Chromatin poises miRNA- and protein-coding genes for expression

Abstract

Chromatin modifications have been implicated in the regulation of gene expression. While association of certain modifications with expressed or silent genes has been established, it remains unclear how changes in chromatin environment relate to changes in gene expression. In this article, we used ChIP-seq (chromatin immunoprecipitation with massively parallel sequencing) to analyze the genome-wide changes in chromatin modifications during activation of total human CD4(+) T cells by T-cell receptor (TCR) signaling. Surprisingly, we found that the chromatin modification patterns at many induced and silenced genes are relatively stable during the short-term activation of resting T cells. Active chromatin modifications were already in place for a majority of inducible protein-coding genes, even while the genes were silent in resting cells. Similarly, genes that were silenced upon T-cell activation retained positive chromatin modifications even after being silenced. To investigate if these observations are also valid for miRNA-coding genes, we systematically identified promoters for known miRNA genes using epigenetic marks and profiled their expression patterns using deep sequencing. We found that chromatin modifications can poise miRNA-coding genes as well. Our data suggest that miRNA- and protein-coding genes share similar mechanisms of regulation by chromatin modifications, which poise inducible genes for activation in response to environmental stimuli.

Figure 1.

E2F1 and NKTR genes do not change their chromatin status upon induction or silencing, respectively. The chromatin modification patterns of the E2F1 gene (A) and the NKTR gene (B) are shown in resting (top panel) and activated (bottom panel) T cells.

Figure 2.

A majority of the genes do not change their chromatin status upon induction or silencing. Average ChIP-seq tag density for the four gene sets are shown in resting (top panel) and activated (bottom panel) CD4⁺ T cells. The four gene sets: S→E (silent in resting and expressed in activated T cells), red dashed line in density plot and light red in box plot; E→S, blue dashed line and light blue; E→E, red line and red; S→S, blue line and blue. The average tag density values for resting and activated cells are not directly comparable as they have not been normalized across samples. Box plot summarizes the distribution of the number of tags in the region of interest (highlighted in yellow) for each gene set. Box plot captures the median, the middle 50% of the data points, and the outliers.

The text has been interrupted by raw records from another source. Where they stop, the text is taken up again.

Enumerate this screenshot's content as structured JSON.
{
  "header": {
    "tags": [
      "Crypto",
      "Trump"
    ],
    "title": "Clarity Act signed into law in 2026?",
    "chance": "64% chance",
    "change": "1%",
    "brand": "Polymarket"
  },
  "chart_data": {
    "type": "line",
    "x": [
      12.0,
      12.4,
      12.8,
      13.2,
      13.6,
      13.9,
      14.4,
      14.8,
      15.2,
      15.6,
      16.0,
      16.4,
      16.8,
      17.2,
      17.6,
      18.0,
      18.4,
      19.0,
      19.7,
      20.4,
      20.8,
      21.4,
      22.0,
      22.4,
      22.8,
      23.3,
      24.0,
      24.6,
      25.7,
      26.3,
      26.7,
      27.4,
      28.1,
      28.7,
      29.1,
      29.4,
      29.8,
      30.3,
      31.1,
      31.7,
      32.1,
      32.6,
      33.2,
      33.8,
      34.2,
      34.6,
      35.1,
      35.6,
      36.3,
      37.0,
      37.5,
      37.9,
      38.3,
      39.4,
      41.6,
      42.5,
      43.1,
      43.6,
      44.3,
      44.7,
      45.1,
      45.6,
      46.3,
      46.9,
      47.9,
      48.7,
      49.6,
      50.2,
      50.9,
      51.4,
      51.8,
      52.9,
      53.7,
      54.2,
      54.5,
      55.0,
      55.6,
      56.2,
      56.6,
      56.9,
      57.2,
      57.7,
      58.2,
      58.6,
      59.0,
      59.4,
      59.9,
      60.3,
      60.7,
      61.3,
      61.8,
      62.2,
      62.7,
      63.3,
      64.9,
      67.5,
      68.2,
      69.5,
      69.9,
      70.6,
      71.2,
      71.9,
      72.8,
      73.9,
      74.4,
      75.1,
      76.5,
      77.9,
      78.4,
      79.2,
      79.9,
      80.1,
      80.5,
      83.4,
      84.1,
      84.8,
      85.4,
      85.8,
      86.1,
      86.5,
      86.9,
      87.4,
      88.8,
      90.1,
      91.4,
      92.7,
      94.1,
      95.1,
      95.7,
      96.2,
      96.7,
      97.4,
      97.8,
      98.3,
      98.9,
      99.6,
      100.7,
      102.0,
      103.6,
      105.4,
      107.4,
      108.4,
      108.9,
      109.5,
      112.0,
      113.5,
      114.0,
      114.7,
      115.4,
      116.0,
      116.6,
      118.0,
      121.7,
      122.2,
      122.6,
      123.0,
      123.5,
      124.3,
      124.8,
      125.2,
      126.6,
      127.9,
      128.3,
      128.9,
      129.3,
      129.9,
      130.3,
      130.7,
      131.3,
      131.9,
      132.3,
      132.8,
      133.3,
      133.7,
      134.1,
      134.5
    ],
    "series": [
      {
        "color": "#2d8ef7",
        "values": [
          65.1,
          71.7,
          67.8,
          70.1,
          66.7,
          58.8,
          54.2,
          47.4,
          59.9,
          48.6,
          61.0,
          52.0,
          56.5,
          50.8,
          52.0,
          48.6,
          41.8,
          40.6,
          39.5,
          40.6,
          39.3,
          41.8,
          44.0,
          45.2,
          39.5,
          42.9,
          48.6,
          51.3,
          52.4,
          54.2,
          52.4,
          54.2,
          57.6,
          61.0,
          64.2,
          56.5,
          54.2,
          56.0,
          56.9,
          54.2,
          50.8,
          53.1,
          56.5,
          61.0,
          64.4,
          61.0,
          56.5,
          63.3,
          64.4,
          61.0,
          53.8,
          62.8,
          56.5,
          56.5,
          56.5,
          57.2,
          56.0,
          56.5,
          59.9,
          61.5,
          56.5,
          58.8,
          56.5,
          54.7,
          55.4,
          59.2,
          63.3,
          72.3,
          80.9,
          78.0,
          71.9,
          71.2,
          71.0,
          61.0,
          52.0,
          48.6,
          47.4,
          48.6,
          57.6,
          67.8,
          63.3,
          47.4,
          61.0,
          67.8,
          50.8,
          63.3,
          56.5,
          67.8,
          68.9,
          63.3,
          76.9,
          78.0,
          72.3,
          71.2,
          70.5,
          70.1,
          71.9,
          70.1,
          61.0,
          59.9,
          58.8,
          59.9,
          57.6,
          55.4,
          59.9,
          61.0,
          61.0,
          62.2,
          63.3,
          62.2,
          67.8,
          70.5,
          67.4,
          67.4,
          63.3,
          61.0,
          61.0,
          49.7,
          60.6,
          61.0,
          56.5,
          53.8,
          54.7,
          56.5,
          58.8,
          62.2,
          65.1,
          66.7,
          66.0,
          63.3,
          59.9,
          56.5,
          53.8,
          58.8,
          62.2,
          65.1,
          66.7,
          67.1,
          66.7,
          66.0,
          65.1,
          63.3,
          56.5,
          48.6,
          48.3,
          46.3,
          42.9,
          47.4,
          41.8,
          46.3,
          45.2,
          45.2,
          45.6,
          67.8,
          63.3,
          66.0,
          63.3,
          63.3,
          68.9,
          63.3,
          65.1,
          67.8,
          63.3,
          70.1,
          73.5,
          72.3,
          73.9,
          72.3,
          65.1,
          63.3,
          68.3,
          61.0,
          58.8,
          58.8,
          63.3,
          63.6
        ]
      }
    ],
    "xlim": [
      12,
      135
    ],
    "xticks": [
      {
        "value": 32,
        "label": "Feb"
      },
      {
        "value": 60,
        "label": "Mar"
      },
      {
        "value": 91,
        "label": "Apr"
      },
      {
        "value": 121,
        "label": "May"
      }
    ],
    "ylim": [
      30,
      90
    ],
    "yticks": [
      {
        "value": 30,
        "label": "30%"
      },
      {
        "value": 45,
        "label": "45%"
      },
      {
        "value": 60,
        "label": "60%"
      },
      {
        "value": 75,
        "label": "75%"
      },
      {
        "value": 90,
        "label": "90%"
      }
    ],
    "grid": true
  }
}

The data points for each gene set are divided into quartiles, and the interquartile range (IQR) is calculated as the difference between the first and the third quartiles. The filled box denotes the middle 50% of the data points, with the horizontal line in-between and the notch representing the median and confidence intervals, respectively. Data points more than 1.5 times IQR lower or higher than first or third quartiles, respectively, represent outliers and are shown as dots. The horizontal line connected by vertical dashed lines above and below the filled box (whiskers) represents the largest and the smallest nonoutlier data points. The cluster of horizontal red and black lines below each box plot signifies whether or not the difference between the medians of two gene sets are statistically significant, respectively (P < 0.01; two-tailed Wilcoxon rank-sum test). (A) H3K4me3, (B) H3K27me3, (C) Pol II, and (D) H3K79me2. Profiles for other modifications are presented in Supplemental Figures S3 and S4.

Figure 3.

Inducible genes are poised for expression. (A–C) A majority of inducible genes have H3K4me3 (A), H2A.Z (B), and Pol II (C) at their promoters. The percentage of genes that have significant (P-value < 10⁻³) number of tags at the promoter for each set of genes is shown in resting (top panel) and activated (bottom panel) T cells. (D,E) Silent genes associated with cell cycle and metabolism, but not muscle or organ function and development, are poised in T cells. H3K4me3 (D) and Pol II (E) tag density profiles for silent genes taking part in specific biological processes.

Figure 4.

miRNA promoters have chromatin modification patterns similar to that of protein-coding genes. Chromatin modification patterns in the region surrounding the intergenic MIRLET7 miRNA cluster (A), and intragenic MIR98 and MIRLET7F2 (B), and MIR491 (C) are shown. Putative promoters are marked by H3K4me3, H2A.Z, and Pol II peaks. The green bars extend from the predicted transcription start site to the 3′ end of the pre-miRNA. H3K27me1, H3K9me1, H3K79me2, and H3K36me3 modifications, typically found within gene bodies of protein-coding genes, are seen within the putative miRNA coding transcript.

Figure 5.

Promoter-reporter assay. Predicted miRNA promoters or control sequences were cloned into pGL3 enhancer vector containing SV40 enhancer, but no promoter. Plasmids were transfected into Jurkat cells together with Renilla luciferase control. Luciferase activity was measured after two days. Ratio of firefly and Renilla luciferase signal + SD (n = 3) is shown. *P-value < 0.005 in Student t-tests vs. both controls 1 and 2.

Figure 6.

Inducible miRNA genes are poised for expression. The chromatin modification patterns at the intragenic MIR877 (A) and intergenic MIR301B (B) genes that are induced upon T-cell activation.